I don't believe people should give up on who they are once they become a parent; I believe it's imperative that people continue to BE who they are - by all means, improve who that is if you so desire - in order to show their children they have their whole entire lives to grow and dream and feel and be... that life doesn't stop when you have kids, only to be picked up twenty years later when they're finally off to college.

I am the farthest thing from a perfect parent. Which is okay because my goal is not to have perfect children. My goal is to have children who are confident in who they are, who have an empowered sense of self, who don't try to hide their interests or hobbies. I want them to enjoy laying in the grass watching the clouds drift by. I want them to have dance parties in their kitchens with their own children. I want them to smile and say hi to their neighbors.

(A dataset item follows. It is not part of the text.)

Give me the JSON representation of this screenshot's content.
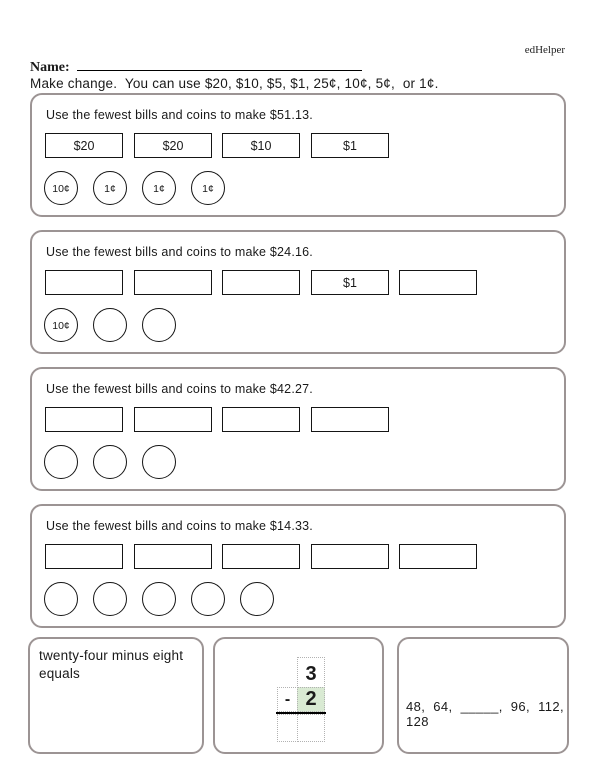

But more than anything. I want them to honestly love the life they're living.

Comments

angie said…
sing it, sister. another post dripping with honesty and beauty. you're an awesome mom--and you don't even have to tell me so. :)
Chiconky said…
Amazing, amazing post. Absolutely beautiful and inspiring. Your kids are very lucky to have a mom like you. Thanks for writing this.
Getrealmommy said…
Sounds to me like you are a fantastic mom! I love this post, very beautiful!